3.  Because we conclude that, in all events, the record does not demonstrate good cause for the continuance of the 90–day period, we do not address whether a good cause determination could be made after the expiration of that period in the circumstances of this case. But see Tatarinov, 211 Or.App. at 283, 155 P.3d 67 (the trial court could properly make a good cause determination after the statutory period had expired when the state filed a continuance motion before that expiration).

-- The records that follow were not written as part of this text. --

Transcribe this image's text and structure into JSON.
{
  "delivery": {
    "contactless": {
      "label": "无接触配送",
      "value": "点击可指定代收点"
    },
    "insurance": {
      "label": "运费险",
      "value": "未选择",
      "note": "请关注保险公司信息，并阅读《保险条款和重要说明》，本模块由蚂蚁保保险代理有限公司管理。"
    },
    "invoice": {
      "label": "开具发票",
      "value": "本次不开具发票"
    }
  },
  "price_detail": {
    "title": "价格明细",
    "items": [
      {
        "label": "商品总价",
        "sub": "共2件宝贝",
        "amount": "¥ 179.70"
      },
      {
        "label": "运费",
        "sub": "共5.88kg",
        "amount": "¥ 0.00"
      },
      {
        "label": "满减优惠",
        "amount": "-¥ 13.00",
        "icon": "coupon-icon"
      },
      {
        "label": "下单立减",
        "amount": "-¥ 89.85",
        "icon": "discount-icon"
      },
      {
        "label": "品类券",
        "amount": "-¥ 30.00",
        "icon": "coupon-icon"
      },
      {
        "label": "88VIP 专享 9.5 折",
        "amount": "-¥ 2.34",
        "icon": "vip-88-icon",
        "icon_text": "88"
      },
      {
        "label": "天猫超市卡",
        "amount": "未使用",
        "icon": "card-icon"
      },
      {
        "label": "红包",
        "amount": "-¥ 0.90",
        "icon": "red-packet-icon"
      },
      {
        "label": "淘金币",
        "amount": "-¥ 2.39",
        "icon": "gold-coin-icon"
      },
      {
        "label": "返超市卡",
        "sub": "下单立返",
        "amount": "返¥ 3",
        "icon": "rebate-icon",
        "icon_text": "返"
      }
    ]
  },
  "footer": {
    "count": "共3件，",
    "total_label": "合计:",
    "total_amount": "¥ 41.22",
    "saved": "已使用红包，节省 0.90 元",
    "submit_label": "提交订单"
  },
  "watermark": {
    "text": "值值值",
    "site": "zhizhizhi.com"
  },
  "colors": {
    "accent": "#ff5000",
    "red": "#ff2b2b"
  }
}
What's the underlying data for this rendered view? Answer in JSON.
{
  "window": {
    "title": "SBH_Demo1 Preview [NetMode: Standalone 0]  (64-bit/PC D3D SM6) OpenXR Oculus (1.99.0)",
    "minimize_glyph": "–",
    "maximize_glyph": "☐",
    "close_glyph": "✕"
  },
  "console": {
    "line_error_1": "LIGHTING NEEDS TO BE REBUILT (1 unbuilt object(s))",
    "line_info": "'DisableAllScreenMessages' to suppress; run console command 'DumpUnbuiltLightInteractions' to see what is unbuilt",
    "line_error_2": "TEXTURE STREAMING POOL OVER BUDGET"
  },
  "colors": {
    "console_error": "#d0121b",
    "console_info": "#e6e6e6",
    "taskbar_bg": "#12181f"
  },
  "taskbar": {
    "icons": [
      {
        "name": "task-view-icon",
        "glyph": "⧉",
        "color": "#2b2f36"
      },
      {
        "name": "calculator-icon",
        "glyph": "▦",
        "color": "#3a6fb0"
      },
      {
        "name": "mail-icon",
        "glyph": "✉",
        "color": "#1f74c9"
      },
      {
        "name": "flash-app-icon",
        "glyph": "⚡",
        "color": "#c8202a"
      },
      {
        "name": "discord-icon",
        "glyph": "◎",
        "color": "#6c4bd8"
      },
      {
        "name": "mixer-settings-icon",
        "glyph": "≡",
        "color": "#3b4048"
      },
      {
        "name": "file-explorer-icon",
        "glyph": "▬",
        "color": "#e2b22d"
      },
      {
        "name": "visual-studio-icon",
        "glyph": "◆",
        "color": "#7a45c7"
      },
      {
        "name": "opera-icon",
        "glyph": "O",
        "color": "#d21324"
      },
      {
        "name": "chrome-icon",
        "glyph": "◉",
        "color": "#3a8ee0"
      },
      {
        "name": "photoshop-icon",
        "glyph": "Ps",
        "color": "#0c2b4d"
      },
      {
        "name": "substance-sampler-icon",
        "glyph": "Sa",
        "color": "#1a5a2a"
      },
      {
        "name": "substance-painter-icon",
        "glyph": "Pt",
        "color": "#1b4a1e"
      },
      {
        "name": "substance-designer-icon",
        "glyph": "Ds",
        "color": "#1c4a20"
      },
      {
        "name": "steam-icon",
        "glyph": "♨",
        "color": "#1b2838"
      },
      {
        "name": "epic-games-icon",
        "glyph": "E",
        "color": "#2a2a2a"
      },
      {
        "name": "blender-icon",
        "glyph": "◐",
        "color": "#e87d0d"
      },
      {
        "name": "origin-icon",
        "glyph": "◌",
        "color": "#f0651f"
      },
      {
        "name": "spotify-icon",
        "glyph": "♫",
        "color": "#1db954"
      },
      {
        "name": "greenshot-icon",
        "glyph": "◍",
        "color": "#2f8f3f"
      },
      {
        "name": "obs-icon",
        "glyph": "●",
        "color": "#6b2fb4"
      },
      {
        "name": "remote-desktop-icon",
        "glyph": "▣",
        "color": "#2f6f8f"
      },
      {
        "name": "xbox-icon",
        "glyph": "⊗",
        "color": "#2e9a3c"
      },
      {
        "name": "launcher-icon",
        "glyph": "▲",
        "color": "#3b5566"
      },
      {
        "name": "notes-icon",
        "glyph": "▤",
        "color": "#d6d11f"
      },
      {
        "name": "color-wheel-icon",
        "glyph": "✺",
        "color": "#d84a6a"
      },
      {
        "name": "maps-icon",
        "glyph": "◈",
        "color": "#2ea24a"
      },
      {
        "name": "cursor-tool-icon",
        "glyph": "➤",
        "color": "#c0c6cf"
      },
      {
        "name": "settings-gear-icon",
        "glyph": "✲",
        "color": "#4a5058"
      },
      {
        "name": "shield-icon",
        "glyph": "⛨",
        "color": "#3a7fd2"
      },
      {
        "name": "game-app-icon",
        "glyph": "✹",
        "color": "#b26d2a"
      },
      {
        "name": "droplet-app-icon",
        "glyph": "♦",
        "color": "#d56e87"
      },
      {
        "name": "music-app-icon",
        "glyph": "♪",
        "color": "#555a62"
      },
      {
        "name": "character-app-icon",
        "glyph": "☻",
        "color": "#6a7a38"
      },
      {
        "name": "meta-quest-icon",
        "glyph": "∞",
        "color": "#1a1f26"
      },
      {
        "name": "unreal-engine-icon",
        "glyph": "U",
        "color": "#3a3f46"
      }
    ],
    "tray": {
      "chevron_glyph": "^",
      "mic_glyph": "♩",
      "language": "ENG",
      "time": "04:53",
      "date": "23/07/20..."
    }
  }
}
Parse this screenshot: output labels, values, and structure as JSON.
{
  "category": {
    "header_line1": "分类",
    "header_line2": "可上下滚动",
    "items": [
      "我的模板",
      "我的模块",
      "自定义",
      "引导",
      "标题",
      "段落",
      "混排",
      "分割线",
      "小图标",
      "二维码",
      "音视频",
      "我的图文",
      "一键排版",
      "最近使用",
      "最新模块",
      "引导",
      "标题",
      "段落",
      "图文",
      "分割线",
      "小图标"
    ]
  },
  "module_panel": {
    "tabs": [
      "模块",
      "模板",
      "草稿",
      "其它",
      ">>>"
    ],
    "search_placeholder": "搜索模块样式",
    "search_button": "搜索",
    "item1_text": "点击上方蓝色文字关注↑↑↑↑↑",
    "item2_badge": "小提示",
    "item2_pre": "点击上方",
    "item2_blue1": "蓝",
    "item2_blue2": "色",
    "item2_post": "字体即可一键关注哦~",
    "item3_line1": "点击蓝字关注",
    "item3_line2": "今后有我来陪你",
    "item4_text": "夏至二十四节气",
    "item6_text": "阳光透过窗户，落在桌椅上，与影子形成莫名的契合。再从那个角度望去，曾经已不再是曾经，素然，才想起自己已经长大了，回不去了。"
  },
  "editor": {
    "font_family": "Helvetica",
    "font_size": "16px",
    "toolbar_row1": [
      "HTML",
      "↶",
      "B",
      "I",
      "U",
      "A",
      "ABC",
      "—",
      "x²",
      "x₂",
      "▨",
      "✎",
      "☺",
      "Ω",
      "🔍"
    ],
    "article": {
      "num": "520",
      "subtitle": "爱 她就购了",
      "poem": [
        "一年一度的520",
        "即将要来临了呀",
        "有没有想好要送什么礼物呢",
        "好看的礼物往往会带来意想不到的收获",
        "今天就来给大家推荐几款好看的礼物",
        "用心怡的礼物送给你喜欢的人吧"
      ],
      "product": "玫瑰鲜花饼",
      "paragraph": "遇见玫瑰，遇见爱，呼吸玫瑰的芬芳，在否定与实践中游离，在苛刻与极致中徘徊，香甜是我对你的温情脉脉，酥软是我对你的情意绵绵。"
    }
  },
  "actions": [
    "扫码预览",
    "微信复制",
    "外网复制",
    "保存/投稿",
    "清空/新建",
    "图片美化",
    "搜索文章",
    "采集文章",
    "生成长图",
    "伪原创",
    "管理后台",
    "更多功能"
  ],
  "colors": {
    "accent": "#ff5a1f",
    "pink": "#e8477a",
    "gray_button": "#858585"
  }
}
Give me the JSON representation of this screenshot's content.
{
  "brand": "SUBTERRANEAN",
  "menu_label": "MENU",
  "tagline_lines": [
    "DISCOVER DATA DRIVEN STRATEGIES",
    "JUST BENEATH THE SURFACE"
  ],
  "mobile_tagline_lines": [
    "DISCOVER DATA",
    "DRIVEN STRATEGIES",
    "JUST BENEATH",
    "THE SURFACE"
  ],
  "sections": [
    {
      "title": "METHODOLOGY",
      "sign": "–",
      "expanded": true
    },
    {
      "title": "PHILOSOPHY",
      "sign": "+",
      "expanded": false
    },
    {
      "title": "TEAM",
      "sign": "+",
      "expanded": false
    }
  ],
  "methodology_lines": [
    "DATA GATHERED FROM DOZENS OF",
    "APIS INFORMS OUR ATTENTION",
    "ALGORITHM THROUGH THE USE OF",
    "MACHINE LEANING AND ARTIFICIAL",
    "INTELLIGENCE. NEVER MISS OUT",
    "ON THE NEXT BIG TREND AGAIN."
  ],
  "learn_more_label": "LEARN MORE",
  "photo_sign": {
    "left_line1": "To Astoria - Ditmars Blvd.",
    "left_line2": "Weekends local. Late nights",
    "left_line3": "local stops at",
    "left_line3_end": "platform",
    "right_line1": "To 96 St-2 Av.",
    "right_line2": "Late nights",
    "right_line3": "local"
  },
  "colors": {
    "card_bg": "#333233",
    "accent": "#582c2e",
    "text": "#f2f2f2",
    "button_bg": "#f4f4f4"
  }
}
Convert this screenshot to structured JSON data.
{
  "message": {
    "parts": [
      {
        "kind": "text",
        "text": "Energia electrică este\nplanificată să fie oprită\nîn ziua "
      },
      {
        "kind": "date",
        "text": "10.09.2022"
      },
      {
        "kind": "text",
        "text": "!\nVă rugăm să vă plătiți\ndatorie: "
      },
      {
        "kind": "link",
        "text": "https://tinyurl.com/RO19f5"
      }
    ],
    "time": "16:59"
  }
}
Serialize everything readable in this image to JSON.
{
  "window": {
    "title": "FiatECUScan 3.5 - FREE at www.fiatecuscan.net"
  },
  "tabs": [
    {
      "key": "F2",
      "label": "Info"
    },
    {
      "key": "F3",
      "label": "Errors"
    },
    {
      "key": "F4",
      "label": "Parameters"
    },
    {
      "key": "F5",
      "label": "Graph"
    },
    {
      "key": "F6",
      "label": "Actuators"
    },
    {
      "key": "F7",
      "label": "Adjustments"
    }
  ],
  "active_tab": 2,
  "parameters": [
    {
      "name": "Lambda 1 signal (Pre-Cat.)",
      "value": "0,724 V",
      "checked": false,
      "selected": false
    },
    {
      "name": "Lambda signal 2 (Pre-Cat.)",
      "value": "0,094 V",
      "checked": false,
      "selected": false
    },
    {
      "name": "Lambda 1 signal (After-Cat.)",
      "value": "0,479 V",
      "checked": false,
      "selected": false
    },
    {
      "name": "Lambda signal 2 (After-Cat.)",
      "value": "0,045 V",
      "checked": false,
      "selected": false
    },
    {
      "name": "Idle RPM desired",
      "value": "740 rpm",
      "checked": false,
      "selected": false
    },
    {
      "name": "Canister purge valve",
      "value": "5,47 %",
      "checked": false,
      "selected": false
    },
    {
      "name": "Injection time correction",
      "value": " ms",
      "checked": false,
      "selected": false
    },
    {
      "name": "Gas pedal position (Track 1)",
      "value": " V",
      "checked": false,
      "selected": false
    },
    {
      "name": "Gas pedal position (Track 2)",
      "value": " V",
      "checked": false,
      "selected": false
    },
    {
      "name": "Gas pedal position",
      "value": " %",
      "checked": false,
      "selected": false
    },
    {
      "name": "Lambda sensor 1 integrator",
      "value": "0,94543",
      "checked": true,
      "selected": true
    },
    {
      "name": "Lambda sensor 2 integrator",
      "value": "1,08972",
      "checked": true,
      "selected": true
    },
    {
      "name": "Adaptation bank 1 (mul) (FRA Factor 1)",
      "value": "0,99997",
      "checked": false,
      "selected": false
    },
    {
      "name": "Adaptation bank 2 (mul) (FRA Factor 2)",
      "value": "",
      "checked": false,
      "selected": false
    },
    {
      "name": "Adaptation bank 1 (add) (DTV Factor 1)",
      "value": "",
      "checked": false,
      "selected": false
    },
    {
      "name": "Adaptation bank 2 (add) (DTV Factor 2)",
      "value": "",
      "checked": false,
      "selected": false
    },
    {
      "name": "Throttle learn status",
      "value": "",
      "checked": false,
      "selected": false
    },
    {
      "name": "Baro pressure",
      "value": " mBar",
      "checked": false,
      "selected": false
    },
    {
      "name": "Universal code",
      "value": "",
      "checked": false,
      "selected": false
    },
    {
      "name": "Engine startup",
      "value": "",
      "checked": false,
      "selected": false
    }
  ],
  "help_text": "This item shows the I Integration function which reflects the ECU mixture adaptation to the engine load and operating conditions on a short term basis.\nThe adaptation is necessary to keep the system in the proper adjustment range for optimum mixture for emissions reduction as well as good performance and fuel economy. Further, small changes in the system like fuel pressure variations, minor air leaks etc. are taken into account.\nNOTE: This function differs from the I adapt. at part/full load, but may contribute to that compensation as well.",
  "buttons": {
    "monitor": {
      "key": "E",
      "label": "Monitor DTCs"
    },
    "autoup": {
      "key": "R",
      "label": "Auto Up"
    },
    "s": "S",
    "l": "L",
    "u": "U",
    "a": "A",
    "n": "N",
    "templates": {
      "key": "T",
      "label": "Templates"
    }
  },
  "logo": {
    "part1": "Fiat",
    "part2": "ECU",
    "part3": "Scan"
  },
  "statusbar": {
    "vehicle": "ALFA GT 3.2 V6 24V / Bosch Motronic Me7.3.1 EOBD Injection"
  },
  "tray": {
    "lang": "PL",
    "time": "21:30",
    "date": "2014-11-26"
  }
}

4.  The state also argues that defendant is not entitled to dismissal of the case under ORS 135.765(2)(a), which provides that a court is not required to dismiss a criminal proceeding when the failure to bring defendant to trial in accordance with ORS 135.763 “was the result of motions filed on behalf of the inmate.” The state thus urges us to treat defense counsel's representations about the scheduling conflict that were made in the Ceja proceedings as motions filed on behalf of defendant. The transcripts of the Ceja proceedings are not before us. Even assuming, however, that defense counsel's expressed preference for trying the Ceja case first could be construed as a motion filed on “behalf of” defendant, that motion was not the reason that defendant was not tried within 90 days, but rather only the reason that defendant was not tried on November 3. Defense counsel never requested any alternative trial date on anyone's behalf; the record is silent about why defendant's case was scheduled for January. Again, we reiterate that it was the state's duty to try defendant within 90 days. Benner, 253 Or.App. at 167–68, 288 P.3d 1016. The failure to try defendant in accordance with ORS 135.763 was the “result” of the state inadvertently overlooking its duty to do so, not of motions filed on behalf of defendant.